In conclusion, there are three approaches that need to be taken to attack this problem. First, when the banks review their experience of two years' operation of their statement of principles--the review is due to take place in July 1999--they will need to examine the subject matter of this debate very carefully. On that point I agree with the noble Lord, Lord Razzall. Secondly, Peter Mandelson, when Secretary of State last year, announced that, parliamentary time permitting, it was the Government's intention to introduce legislation to provide for a moratorium on creditors' actions where a company in financial difficulty requires time to formulate proposals to put to its creditors, proposals which would enable its survival and continued training. I do not think he specifically said that he meant to go as far as Section 11 protection. But that is certainly one element which should be considered.

Thirdly, and perhaps most importantly, in December 1998 the DTI published a competitiveness White Paper which announced a review of the law relating to company rescue mechanisms--the noble Lord, Lord Lucas, and others referred to that--to be conducted jointly by the DTI and the Treasury, because the Government would wish to see as many companies as possible being given the opportunity and encouragement to overcome short-term difficulties.

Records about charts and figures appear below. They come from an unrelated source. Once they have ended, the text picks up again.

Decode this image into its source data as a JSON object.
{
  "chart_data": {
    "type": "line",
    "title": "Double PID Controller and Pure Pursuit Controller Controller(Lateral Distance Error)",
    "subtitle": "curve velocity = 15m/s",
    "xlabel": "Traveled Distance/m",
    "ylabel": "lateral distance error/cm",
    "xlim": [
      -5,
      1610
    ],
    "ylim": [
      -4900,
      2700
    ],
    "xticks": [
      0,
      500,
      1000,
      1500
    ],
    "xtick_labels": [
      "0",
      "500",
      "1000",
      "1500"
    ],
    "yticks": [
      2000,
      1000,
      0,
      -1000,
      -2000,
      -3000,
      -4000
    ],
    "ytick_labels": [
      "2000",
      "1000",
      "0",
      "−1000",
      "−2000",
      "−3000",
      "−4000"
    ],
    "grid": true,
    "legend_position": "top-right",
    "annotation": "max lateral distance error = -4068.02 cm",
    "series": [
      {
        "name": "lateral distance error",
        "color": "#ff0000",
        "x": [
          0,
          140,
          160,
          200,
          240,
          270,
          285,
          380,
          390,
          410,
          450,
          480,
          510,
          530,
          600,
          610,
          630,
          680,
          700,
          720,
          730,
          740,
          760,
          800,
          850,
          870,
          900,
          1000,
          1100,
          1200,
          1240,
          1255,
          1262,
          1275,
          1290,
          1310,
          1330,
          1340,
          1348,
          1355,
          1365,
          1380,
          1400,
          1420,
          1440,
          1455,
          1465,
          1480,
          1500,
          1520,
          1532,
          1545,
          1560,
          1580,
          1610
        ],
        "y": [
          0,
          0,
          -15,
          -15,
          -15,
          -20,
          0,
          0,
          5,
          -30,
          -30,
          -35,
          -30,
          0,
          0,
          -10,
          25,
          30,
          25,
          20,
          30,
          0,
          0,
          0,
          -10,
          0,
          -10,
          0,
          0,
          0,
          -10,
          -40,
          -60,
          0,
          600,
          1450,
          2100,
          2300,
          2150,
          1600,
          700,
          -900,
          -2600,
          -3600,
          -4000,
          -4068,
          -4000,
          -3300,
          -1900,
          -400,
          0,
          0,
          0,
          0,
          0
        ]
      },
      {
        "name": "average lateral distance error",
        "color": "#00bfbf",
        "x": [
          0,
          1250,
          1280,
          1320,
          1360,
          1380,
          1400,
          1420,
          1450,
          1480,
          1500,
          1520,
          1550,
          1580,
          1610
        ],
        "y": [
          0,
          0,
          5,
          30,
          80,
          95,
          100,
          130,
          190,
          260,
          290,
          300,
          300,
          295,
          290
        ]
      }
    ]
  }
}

We have heard this evening that decisions about the appointment of receivers to companies are crucial in determining the future of all those involved in the company's business: owners, managers, employees and suppliers. This is clearly an issue which deserves to undergo a thorough re-examination. I am pleased therefore to be able to confirm to your Lordships--indeed, I just have--that it will be considered as part of that joint review of the law on company mechanisms which was announced in the competitiveness White Paper. I hope my noble friend will feel that we have taken the arguments used this evening seriously and that we propose to advance our consideration of them.